ちょうどその時、最上階からエレベーターが到着した。

中からは、杖をついて歩く腰が曲がったお爺さんが出てきた。


お爺さんは少しずつ、ゆっくりとこちらへ歩み寄る。

僕は高鳴る胸の鼓動をなんとか抑えていた。


自動ドアが開いた。

それでも僕は万が一怪我をさせてしまわないよう、杖を歩くその老人がドアを完全に通過し終えるまで我慢した。

この間にエレベーターが上がってしまわないだろうか。次第に吐く息が荒くなる。

そして――


今だ!!!

その時が来ると、一直線にエレベーターへと走った。

向かうべきは五階。そしてその『501』の部屋だ。


エレベーターが五階に到着すると、僕は飛び出した。『501』の部屋を探そうとした。しかしその必要はなかった。
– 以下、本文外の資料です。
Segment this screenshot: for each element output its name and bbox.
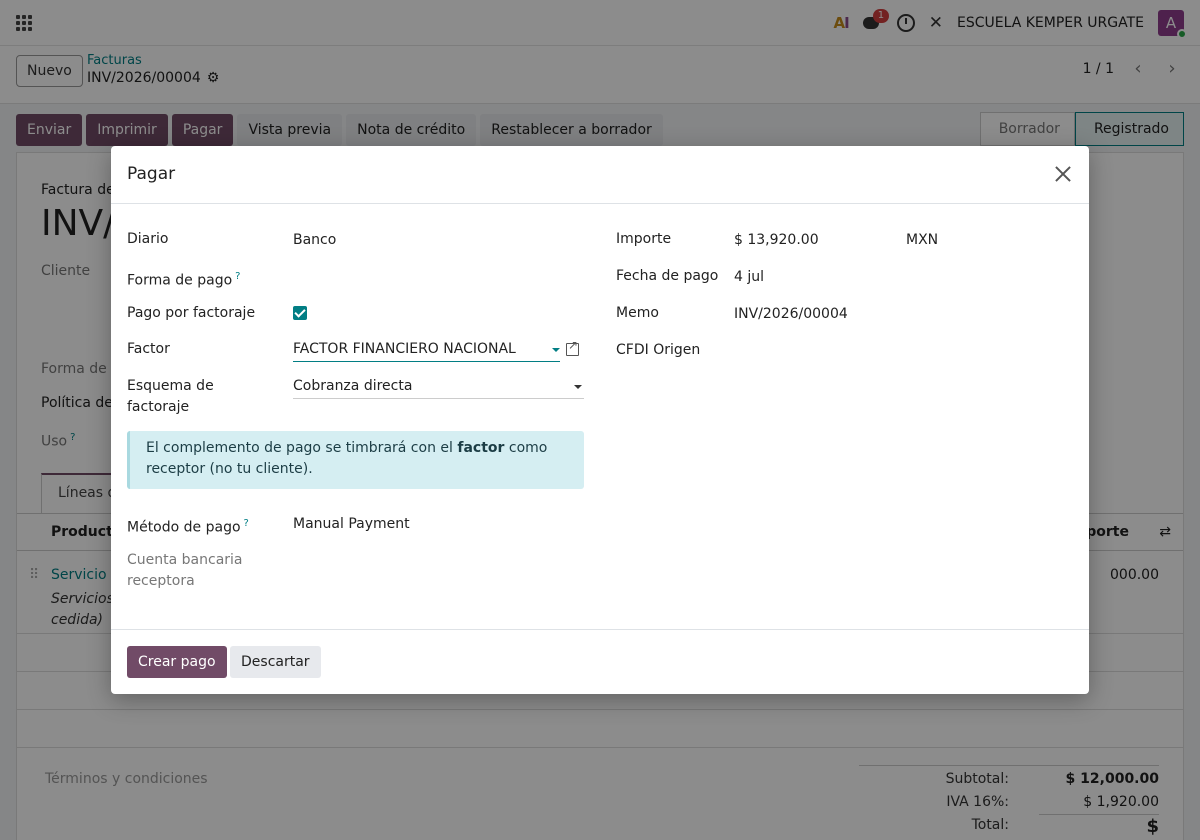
dialog-footer: Crear pago Descartar [111,629,1089,694]
memo-field[interactable]: INV/2026/00004 [734,304,848,325]
amount-label: Importe [616,231,672,247]
memo-label: Memo [616,305,659,321]
factoring-scheme-select[interactable]: Cobranza directa [293,375,584,399]
factoring-checkbox[interactable] [293,306,307,320]
close-icon[interactable] [1051,162,1075,186]
factor-value: FACTOR FINANCIERO NACIONAL [293,341,516,357]
external-link-icon[interactable] [566,338,579,356]
cfdi-origin-field[interactable] [734,340,1034,361]
journal-label: Diario [127,231,169,247]
chevron-down-icon [552,348,560,352]
payment-form-label: Forma de pago? [127,271,241,289]
discard-button[interactable]: Descartar [230,646,321,678]
factoring-scheme-label: Esquema de factoraje [127,378,214,415]
payment-date-field[interactable]: 4 jul [734,267,764,288]
recipient-bank-account-label: Cuenta bancaria receptora [127,552,243,589]
payment-dialog: Pagar Diario Banco Forma de pago? Pago p… [111,146,1089,694]
create-payment-button[interactable]: Crear pago [127,646,227,678]
info-alert: El complemento de pago se timbrará con e… [127,431,584,489]
payment-date-label: Fecha de pago [616,268,719,284]
payment-method-label: Método de pago? [127,518,249,536]
chevron-down-icon [574,385,582,389]
amount-field[interactable]: $ 13,920.00 [734,230,819,251]
factoring-payment-label: Pago por factoraje [127,305,256,321]
currency-field[interactable]: MXN [906,230,938,251]
cfdi-origin-label: CFDI Origen [616,342,701,358]
factoring-scheme-value: Cobranza directa [293,378,413,394]
factor-select[interactable]: FACTOR FINANCIERO NACIONAL [293,338,560,362]
dialog-title: Pagar [127,164,176,184]
factor-label: Factor [127,341,170,357]
journal-field[interactable]: Banco [293,230,336,251]
payment-method-field[interactable]: Manual Payment [293,514,410,535]
payment-form-field[interactable] [293,266,583,287]
dialog-header: Pagar [111,146,1089,204]
help-icon: ? [235,271,241,282]
help-icon: ? [243,518,249,529]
僕の学校の教師が、ある家の玄関前で女性と話していたのだ。おそらく宮崎の母親だ。

そして教師達は、小林へのいじめ関与の件について、宮崎の親に直接話をしに来たのだろう。


どういうことだ。母親や先生達は、宮崎が帰っているという事を知らないのか。

いや考えられることは一つ。

宮崎も先にこの光景を目撃してしまい、その場しのぎで再び階段を使い逃走したということだ。
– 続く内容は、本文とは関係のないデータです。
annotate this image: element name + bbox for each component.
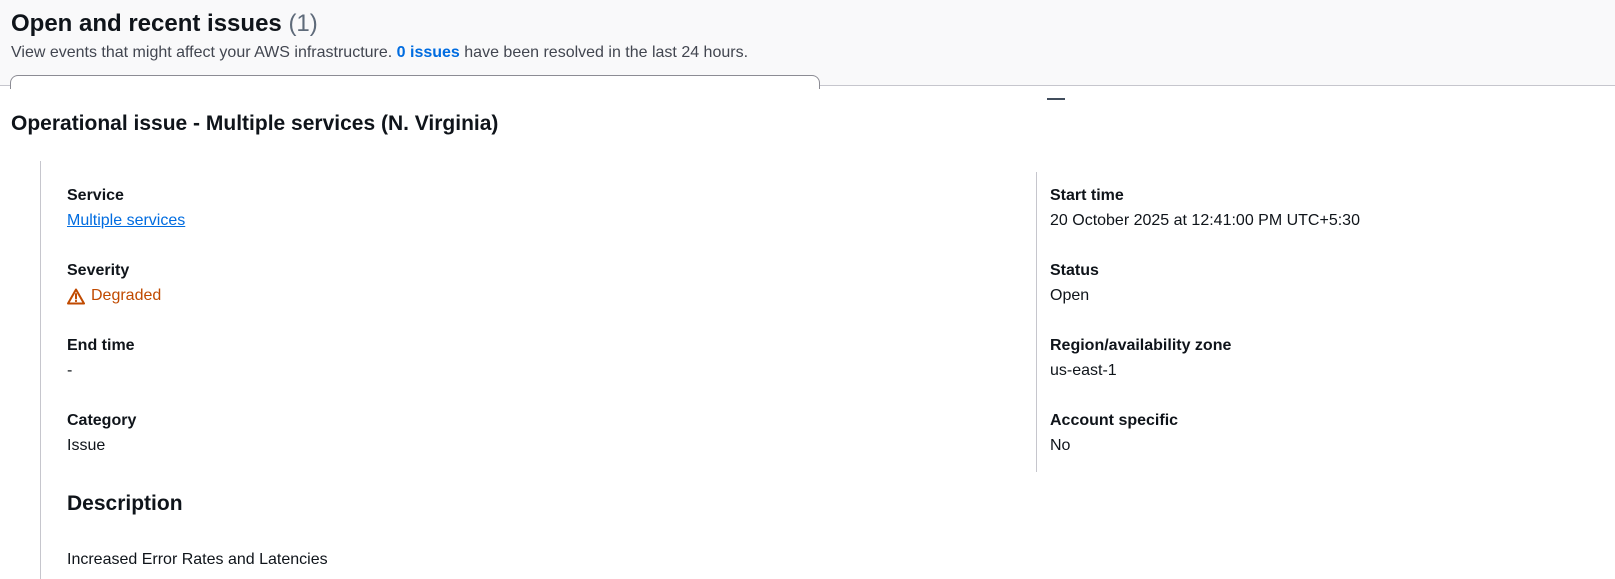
service-link[interactable]: Multiple services [67,212,185,229]
start-time-value: 20 October 2025 at 12:41:00 PM UTC+5:30 [1050,212,1360,229]
account-specific-value: No [1050,437,1071,454]
region-field: Region/availability zone us-east-1 [1050,336,1231,381]
event-panel-title: Operational issue - Multiple services (N… [11,112,499,135]
page-title: Open and recent issues (1) [11,9,318,39]
category-field: Category Issue [67,411,136,456]
filter-input[interactable] [10,75,820,89]
start-time-field: Start time 20 October 2025 at 12:41:00 P… [1050,186,1360,231]
subtitle-text-before: View events that might affect your AWS i… [11,44,393,61]
status-label: Status [1050,262,1099,279]
resolved-issues-link[interactable]: 0 issues [397,44,460,61]
details-left-border [40,161,41,579]
column-divider [1036,172,1037,472]
start-time-label: Start time [1050,187,1124,204]
account-specific-field: Account specific No [1050,411,1178,456]
severity-label: Severity [67,262,130,279]
category-value: Issue [67,437,106,454]
status-field: Status Open [1050,261,1099,306]
subtitle-text-after: have been resolved in the last 24 hours. [464,44,749,61]
region-label: Region/availability zone [1050,337,1232,354]
category-label: Category [67,412,137,429]
status-value: Open [1050,287,1090,304]
severity-field: Severity Degraded [67,261,161,306]
service-field: Service Multiple services [67,186,185,231]
end-time-field: End time - [67,336,135,381]
split-panel-resize-handle[interactable] [1047,98,1065,100]
description-text: Increased Error Rates and Latencies [67,551,328,568]
account-specific-label: Account specific [1050,412,1179,429]
issue-count: (1) [288,10,318,37]
severity-text: Degraded [91,287,162,304]
issues-header-section: Open and recent issues (1) View events t… [0,0,1615,89]
end-time-label: End time [67,337,135,354]
description-heading: Description [67,492,183,515]
region-value: us-east-1 [1050,362,1117,379]
page-subtitle: View events that might affect your AWS i… [11,43,748,63]
page-title-text: Open and recent issues [11,10,282,37]
end-time-value: - [67,362,73,379]
severity-value: Degraded [67,286,161,306]
service-label: Service [67,187,124,204]
warning-icon [67,288,85,305]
このまま教師達が立ち去るまで家に帰らないつもりなのか。

なんてしぶといやつなんだよ、あの男は。

僕は急いで階段を駆け下りた。そして、階段の途中で発見した。


頭から血を流して倒れている、宮崎隼人の姿を。


僕はひどく衝撃を受けていた。それは、この男が死んでしまったという事に対してではなく、

この男の最後はこんなにも呆気(あっけ)ないものなのかという事に対しての衝撃だった。


雨で全身や床も濡れているため、階段を踏み外して転倒してしまったのか。それも運悪く、頭から強打してしまったのか。

よく見るとまだ意識はあった。本当にしぶといやつだ。


この男の顔を見ると、どうしてもハヤトのことを思い出す。

そして、初めてあの世界に来た日のことも。

本当に、色々な事があったよ。たくさんの人が苦しんだ。


純平。水無月。大河。白鳥さん……

彼ら彼女らのことを思い出すと、やはり無意識にこの男への憎悪が膨らんでしまう。


「人は果たして、死んだ後は夢を見るのだろうか」


気がつくと、僕の腕は宮崎の首を絞めていた。


「なぁ隼人(はやと)。もしも、死んだ後でも夢を見ることができたなら――」


僕は、宮崎の首を絞める手に力を込めながら言った。